Mary, a 25 year old Latino female, started receiving services from WCH in September, 2006. She fled from Texas in June, 2006 as she ran from her suicidal husband. The turning point for Mary was when their daughter witnessed her father cut his wrist then chased her mother with a knife trying to kill her. Mary was married to this man for 15 years. When Mary met with the legal advocate, she was scared, confused and vulnerable. In October, 2006 she filed for a legal separation. When her abuser was served with the paperwork, he tried to start a divorce action in Texas. Since then Mary has been in and out of court fighting for jurisdiction. Mary’s self-confidence and self-esteem has grown significantly since 2006. Through this process she has grown stronger. Mary is now aware of her rights as a woman and a mother. She never gave up and always attended her court hearings regardless of how hard it was for her to re-live the abuse. She won jurisdiction of the case in 2008 and is now in the last phase concerning placement. Her abuser is still trying to manipulate the situation, but she is firm in what she wants. WCH also worked with her and helped her obtain a U-Visa through Catholic Charities. Mary now has legal residency in the USA.

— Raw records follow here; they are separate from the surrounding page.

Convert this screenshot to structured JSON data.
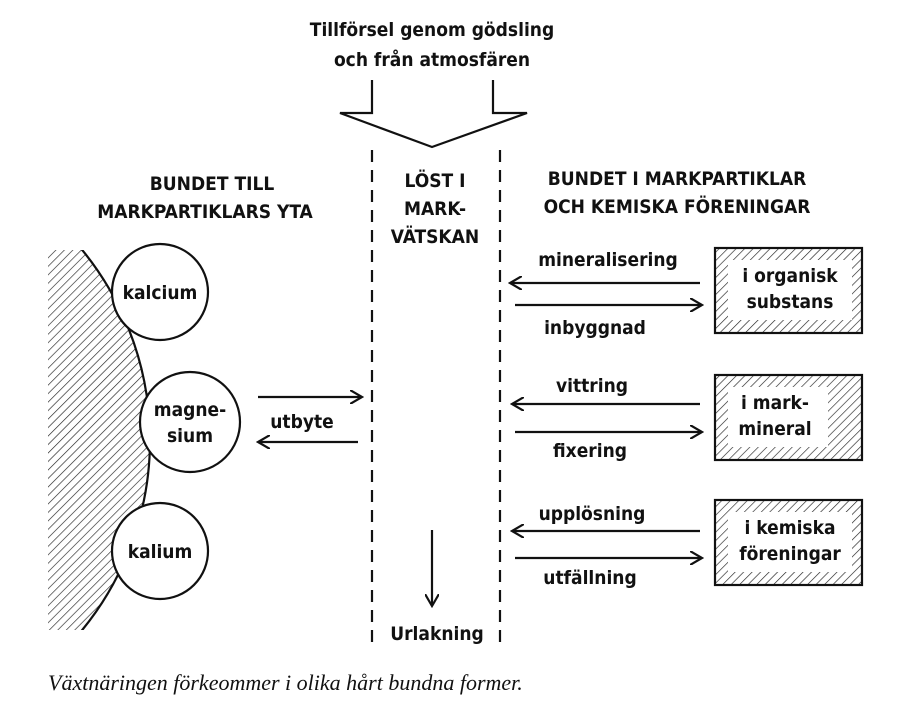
{
  "supply": {
    "line1": "Tillförsel genom gödsling",
    "line2": "och från atmosfären"
  },
  "headers": {
    "left": {
      "line1": "BUNDET TILL",
      "line2": "MARKPARTIKLARS YTA"
    },
    "middle": {
      "line1": "LÖST I",
      "line2": "MARK-",
      "line3": "VÄTSKAN"
    },
    "right": {
      "line1": "BUNDET I MARKPARTIKLAR",
      "line2": "OCH KEMISKA FÖRENINGAR"
    }
  },
  "ions": {
    "kalcium": "kalcium",
    "magnesium": {
      "line1": "magne-",
      "line2": "sium"
    },
    "kalium": "kalium"
  },
  "exchange": "utbyte",
  "leaching": "Urlakning",
  "processes": [
    {
      "release": "mineralisering",
      "binding": "inbyggnad",
      "box": {
        "line1": "i organisk",
        "line2": "substans"
      }
    },
    {
      "release": "vittring",
      "binding": "fixering",
      "box": {
        "line1": "i mark-",
        "line2": "mineral"
      }
    },
    {
      "release": "upplösning",
      "binding": "utfällning",
      "box": {
        "line1": "i kemiska",
        "line2": "föreningar"
      }
    }
  ],
  "caption": "Växtnäringen förkeommer i olika hårt bundna former."
}
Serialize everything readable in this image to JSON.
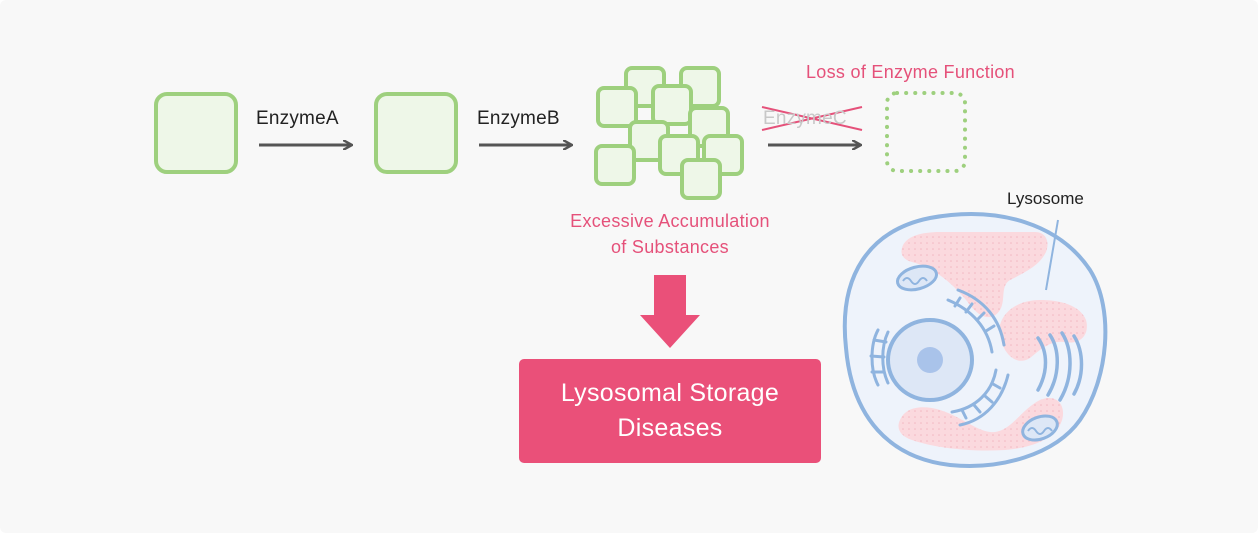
{
  "pathway": {
    "step1_label": "EnzymeA",
    "step2_label": "EnzymeB",
    "step3_label": "EnzymeC",
    "loss_label": "Loss of Enzyme Function",
    "accumulation_label_line1": "Excessive Accumulation",
    "accumulation_label_line2": "of Substances"
  },
  "result": {
    "disease_line1": "Lysosomal Storage",
    "disease_line2": "Diseases"
  },
  "cell": {
    "organelle_label": "Lysosome"
  },
  "colors": {
    "substrate_fill": "#eef7e8",
    "substrate_stroke": "#9ed07e",
    "accent_pink": "#e5517a",
    "disease_box": "#ea5079",
    "cell_outline": "#8fb4df",
    "lysosome_fill": "#fbd9de"
  }
}
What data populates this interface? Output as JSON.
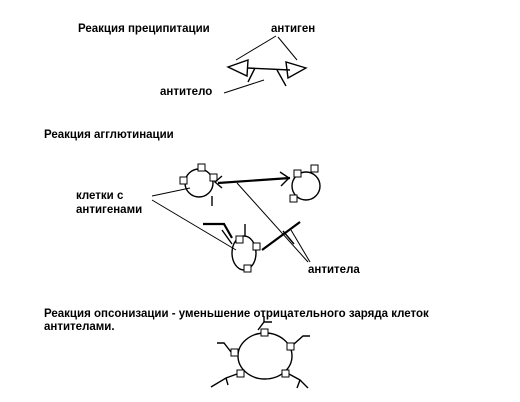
{
  "colors": {
    "ink": "#000000",
    "background": "#ffffff"
  },
  "sections": {
    "precipitation": {
      "title": "Реакция преципитации",
      "antigen_label": "антиген",
      "antibody_label": "антитело"
    },
    "agglutination": {
      "title": "Реакция агглютинации",
      "cells_label_line1": "клетки с",
      "cells_label_line2": "антигенами",
      "antibodies_label": "антитела"
    },
    "opsonization": {
      "title_line1": "Реакция опсонизации - уменьшение  отрицательного заряда клеток",
      "title_line2": "антителами."
    }
  }
}
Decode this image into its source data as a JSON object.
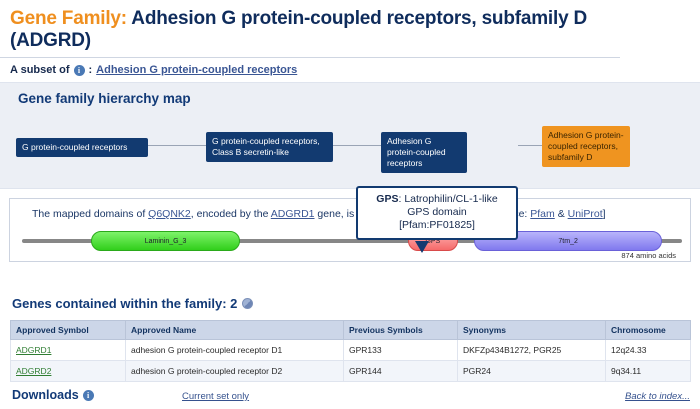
{
  "header": {
    "prefix": "Gene Family:",
    "name_line1": "Adhesion G protein-coupled receptors, subfamily D",
    "name_line2": "(ADGRD)",
    "subset_label": "A subset of",
    "subset_info_icon": "info-icon",
    "subset_separator": ":",
    "subset_link": "Adhesion G protein-coupled receptors"
  },
  "hierarchy": {
    "title": "Gene family hierarchy map",
    "nodes": [
      {
        "label": "G protein-coupled receptors",
        "current": false
      },
      {
        "label": "G protein-coupled receptors, Class B secretin-like",
        "current": false
      },
      {
        "label": "Adhesion G protein-coupled receptors",
        "current": false
      },
      {
        "label": "Adhesion G protein-coupled receptors, subfamily D",
        "current": true
      }
    ],
    "node_color": "#123a70",
    "current_color": "#ef9420"
  },
  "domains": {
    "sentence_part1": "The mapped domains of ",
    "uniprot_accession": "Q6QNK2",
    "sentence_part2": ", encoded by the ",
    "gene_link": "ADGRD1",
    "sentence_part3": " gene, is representative of the family. [Source: ",
    "source_pfam": "Pfam",
    "source_amp": " & ",
    "source_uniprot": "UniProt",
    "sentence_part4": "]",
    "length_label": "874 amino acids",
    "tracks": [
      {
        "name": "Laminin_G_3",
        "color": "#3ed02a",
        "left_pct": 10.5,
        "width_pct": 22.5
      },
      {
        "name": "GPS",
        "color": "#f56a6a",
        "left_pct": 58.5,
        "width_pct": 7.5
      },
      {
        "name": "7tm_2",
        "color": "#8079ee",
        "left_pct": 68.5,
        "width_pct": 28.5
      }
    ]
  },
  "tooltip": {
    "domain_name": "GPS",
    "description": ": Latrophilin/CL-1-like GPS domain",
    "pfam": "[Pfam:PF01825]"
  },
  "genes_section": {
    "heading": "Genes contained within the family: 2",
    "sort_icon": "sort-icon",
    "columns": [
      "Approved Symbol",
      "Approved Name",
      "Previous Symbols",
      "Synonyms",
      "Chromosome"
    ],
    "rows": [
      {
        "symbol": "ADGRD1",
        "name": "adhesion G protein-coupled receptor D1",
        "previous": "GPR133",
        "synonyms": "DKFZp434B1272, PGR25",
        "chromosome": "12q24.33"
      },
      {
        "symbol": "ADGRD2",
        "name": "adhesion G protein-coupled receptor D2",
        "previous": "GPR144",
        "synonyms": "PGR24",
        "chromosome": "9q34.11"
      }
    ]
  },
  "downloads": {
    "title": "Downloads",
    "info_icon": "info-icon",
    "current_set_link": "Current set only",
    "back_link": "Back to index..."
  }
}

Ashley is a 46 year old woman, who recently left her husband of 26 years. Ashley has endured physical, mental and emotional abuse at the hands of her abuser. She never had access to any money. Her husband did the grocery shopping, brought clothes for her and the children, and put $10 of gas in her car for the week. If Ashley ran out of gas, she and the children would have to walk everywhere. She came to WCH for legal advocacy and the agency helped her complete the initial paperwork to file for divorce. When Ashley learned of our free services she took action, moved out of the house and is now in the process of a divorce. She and the children are undergoing therapy to help them cope with all of the abuse. She now has a full time job as a cashier, and is planning to go back to school.
Candie is a 19 year old girl, who came into our shelter with her one year old son. She left her abuser and his family. They controlled everything she did and did not allow her to leave their house without someone from the family supervising her. She came to this country when she was 3 years old with her mother, who fled from Mexico after witnessing her husband kill another man. They never went back. Candie’s father was abusive to her mother and she has never tried to make contact with him. She does not know where he is living now. When Candie made the decision to leave her abuser she had no money to hire an attorney to file paperwork for a Domestic Abuse Restraining Order or to file for a divorce. Candie is undocumented and as a result she is not able to secure employment in this country. Her abuser could have filed a petition for her to become documented but he chose not to. This was his way to continue to control, scare and manipulate her. With the assistance of the Legal program Candie was able to retain a non-profit legal attorney. They helped her get a divorce and obtain child support from her son’s father. Candie is now going through the VAWA process to obtain her United States legal residency. Candie currently lives in her own apartment and she and her son live in a non-violent environment. Without the funding from Wisconsin Department of Children and Families, WCH would not be able to allocate funds to help Candie and others in similar situations to retain an attorney. This is an extremely important need within the community. Once victims are able to retain an attorney, they are usually able to make payments on a monthly basis.